Pharmacological modulation of the UPR in prion disease
These data led to the prediction that pharmacological inhibition of PERK- eIF2α-P signalling would be similarly neuroprotective. GSK2606414, a highly selective PERK inhibitor,9 was orally administered to prion-infected mice daily from points both before and after the onset of behavioural deficits.10 PERK inhibition by GSK2606414 similarly prevented elevated levels of eIF2α-P and decline in protein synthesis rates and resulted in extensive neuroprotection throughout the brain. Encouragingly, treatment that was started even after the emergence of cognitive deficits had the same beneficial effects as treatment from earlier time-points. This work was the first description of a small molecule able to prevent neuronal loss and clinical disease in vivo.
Wider relevance
There is increasing evidence that UPR dysregulation is a central process in protein misfolding neurodegenerative diseases, and that maintaining translation levels is essential for neuronal health.
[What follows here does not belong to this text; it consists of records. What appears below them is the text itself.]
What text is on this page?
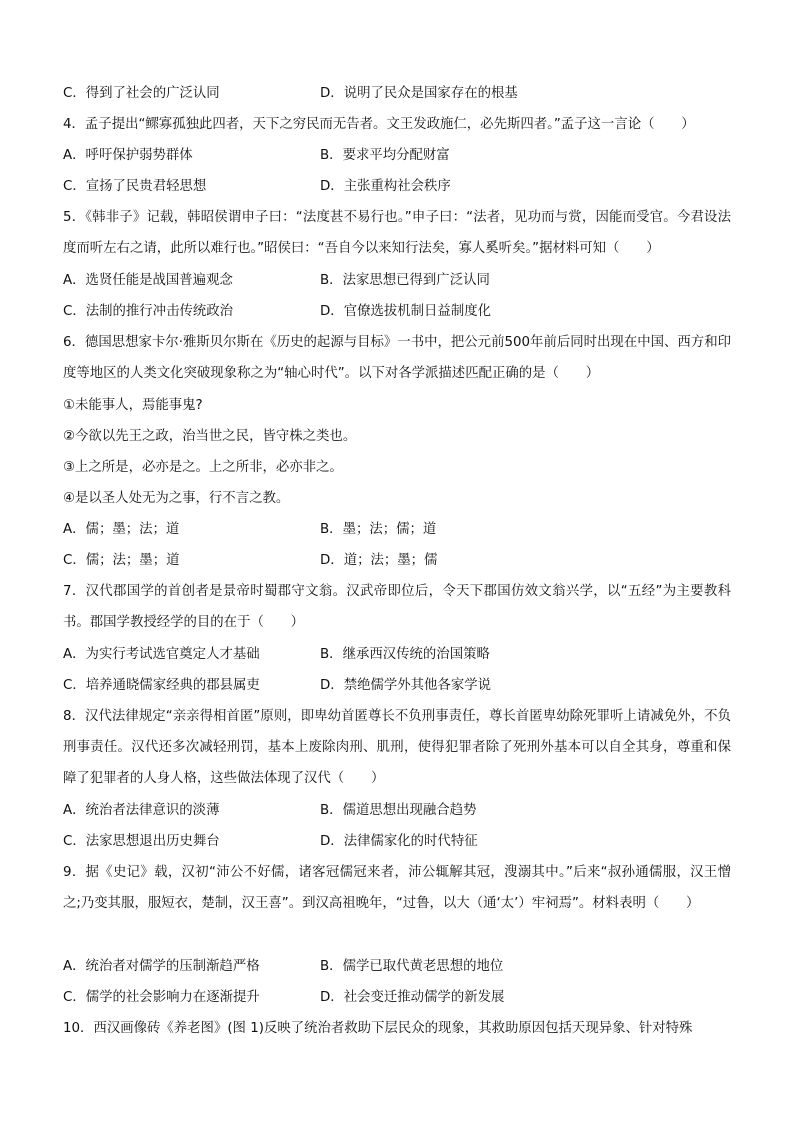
C．得到了社会的广泛认同	D．说明了民众是国家存在的根基
4．孟子提出“鳏寡孤独此四者，天下之穷民而无告者。文王发政施仁，必先斯四者。”孟子这一言论（　　）
A．呼吁保护弱势群体	B．要求平均分配财富
C．宣扬了民贵君轻思想	D．主张重构社会秩序
5．《韩非子》记载，韩昭侯谓申子曰：“法度甚不易行也。”申子曰：“法者，见功而与赏，因能而受官。今君设法度而听左右之请，此所以难行也。”昭侯曰：“吾自今以来知行法矣，寡人奚听矣。”据材料可知（　　）
A．选贤任能是战国普遍观念	B．法家思想已得到广泛认同
C．法制的推行冲击传统政治	D．官僚选拔机制日益制度化
6．德国思想家卡尔·雅斯贝尔斯在《历史的起源与目标》一书中，把公元前500年前后同时出现在中国、西方和印度等地区的人类文化突破现象称之为“轴心时代”。以下对各学派描述匹配正确的是（　　）
①未能事人，焉能事鬼?
②今欲以先王之政，治当世之民，皆守株之类也。
③上之所是，必亦是之。上之所非，必亦非之。
④是以圣人处无为之事，行不言之教。
A．儒；墨；法；道	B．墨；法；儒；道
C．儒；法；墨；道	D．道；法；墨；儒
7．汉代郡国学的首创者是景帝时蜀郡守文翁。汉武帝即位后，令天下郡国仿效文翁兴学，以“五经”为主要教科书。郡国学教授经学的目的在于（　　）
A．为实行考试选官奠定人才基础	B．继承西汉传统的治国策略
C．培养通晓儒家经典的郡县属吏	D．禁绝儒学外其他各家学说
8．汉代法律规定“亲亲得相首匿”原则，即卑幼首匿尊长不负刑事责任，尊长首匿卑幼除死罪听上请减免外，不负刑事责任。汉代还多次减轻刑罚，基本上废除肉刑、肌刑，使得犯罪者除了死刑外基本可以自全其身，尊重和保障了犯罪者的人身人格，这些做法体现了汉代（　　）
A．统治者法律意识的淡薄	B．儒道思想出现融合趋势
C．法家思想退出历史舞台	D．法律儒家化的时代特征
9．据《史记》载，汉初“沛公不好儒，诸客冠儒冠来者，沛公辄解其冠，溲溺其中。”后来“叔孙通儒服，汉王憎之;乃变其服，服短衣，楚制，汉王喜”。到汉高祖晚年，“过鲁，以大（通‘太’）牢祠焉”。材料表明（　　）
A．统治者对儒学的压制渐趋严格	B．儒学已取代黄老思想的地位
C．儒学的社会影响力在逐渐提升	D．社会变迁推动儒学的新发展
10．西汉画像砖《养老图》(图 1)反映了统治者救助下层民众的现象，其救助原因包括天现异象、针对特殊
Increased PERK-P and eIF2α-P have been reported in post-mortem analyses of brains of patients with AD, PD, ALS, and the tauopathy progressive supranuclear palsy (PSP), as well as prion disease.11 Genetic polymorphisms in PERK pre-dispose to PSP.12 The pathway is also implicated in learning and memory; manipulation of eIF2α-P levels boost cognition in wild type mice and restore memory deficits in AD mouse models. Thus, it would appear that targeting UPR dysregulation that occurs downstream of misfolded protein replication, be this prion, amyloid beta, tau, α-synuclein or TDP-43 may hold promise for new treatments for neurodegenerative disorders more broadly.
References
- Prusiner SB. Novel proteinaceous infectious particles cause scrapie. Science 1982;216(4542):136-44.
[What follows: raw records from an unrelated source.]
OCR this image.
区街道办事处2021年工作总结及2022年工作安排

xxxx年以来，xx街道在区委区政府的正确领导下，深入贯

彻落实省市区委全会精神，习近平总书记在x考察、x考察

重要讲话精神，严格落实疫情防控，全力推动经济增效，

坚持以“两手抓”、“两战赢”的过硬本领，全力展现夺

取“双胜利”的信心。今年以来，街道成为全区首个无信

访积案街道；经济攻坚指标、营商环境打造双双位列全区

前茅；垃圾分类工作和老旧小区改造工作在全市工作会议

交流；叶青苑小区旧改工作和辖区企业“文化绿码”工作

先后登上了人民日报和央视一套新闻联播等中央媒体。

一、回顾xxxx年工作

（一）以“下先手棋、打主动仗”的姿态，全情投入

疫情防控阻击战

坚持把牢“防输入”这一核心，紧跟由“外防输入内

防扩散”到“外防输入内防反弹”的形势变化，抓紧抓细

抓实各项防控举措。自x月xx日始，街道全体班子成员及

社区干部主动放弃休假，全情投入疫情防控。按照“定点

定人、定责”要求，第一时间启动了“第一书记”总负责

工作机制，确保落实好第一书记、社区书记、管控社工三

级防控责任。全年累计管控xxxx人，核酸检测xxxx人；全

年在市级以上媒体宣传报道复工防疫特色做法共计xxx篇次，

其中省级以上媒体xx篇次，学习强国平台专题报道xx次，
- Prusiner SB. Creutzfeldt-Jakob disease and scrapie prions. Alzheimer Dis Assoc Disord 1989;3(1-2):52-78.
- Hill AF, Collinge J. Subclinical prion infection in humans and animals. Br Med Bull 2003;66:161-70.
- Bueler H et al. Mice devoid of PrP are resistant to scrapie. Cell 1993;73(7):1339-47.
- Mallucci GR et al. Targeting cellular prion protein reverses early cognitive deficits and neurophysiological dysfunction in prion-infected mice. Neuron 2007;53(3):325-35.
- Moreno JA et al. Sustained translational repression by eIF2alpha-P mediates prion neurodegeneration. Nature 2012;485(7399):507-11.
- Ron D,. Walter P. Signal integration in the endoplasmic reticulum unfolded protein response. Nat Rev Mol Cell Biol 2007;8(7): 519-29.
- Novoa I et al. Feedback inhibition of the unfolded protein response by GADD34-mediated dephosphorylation of eIF2alpha. J Cell Biol 2001;153(5):1011-22.
- Axten JM et al. Discovery of 7-methyl-5-(1-{[3-(trifluoromethyl)phenyl]acetyl}-2,3-dihydro-1H-indol-5-yl)-7H-p yrrolo[2,3-d]pyrimidin-4-amine (GSK2606414), a potent and selective first-in-class inhibitor of protein kinase R (PKR)-like endoplasmic reticulum kinase (PERK). J Med Chem 2012;55(16):7193-207.
- Moreno JA et al. Oral treatment targeting the unfolded protein response prevents neurodegeneration and clinical disease in prion-infected mice. Sci Transl Med 2013;5(206):206ra138.
- Hetz C, Mollereau B. Disturbance of endoplasmic reticulum proteostasis in neurodegenerative diseases. Nat Rev Neurosci 2014;15(4):233-49.
- Stutzbach LD et al. The unfolded protein response is activated in disease-affected brain regions in progressive supranuclear palsy and Alzheimer’s disease. Acta Neuropathol Commun 2013;1(1):31.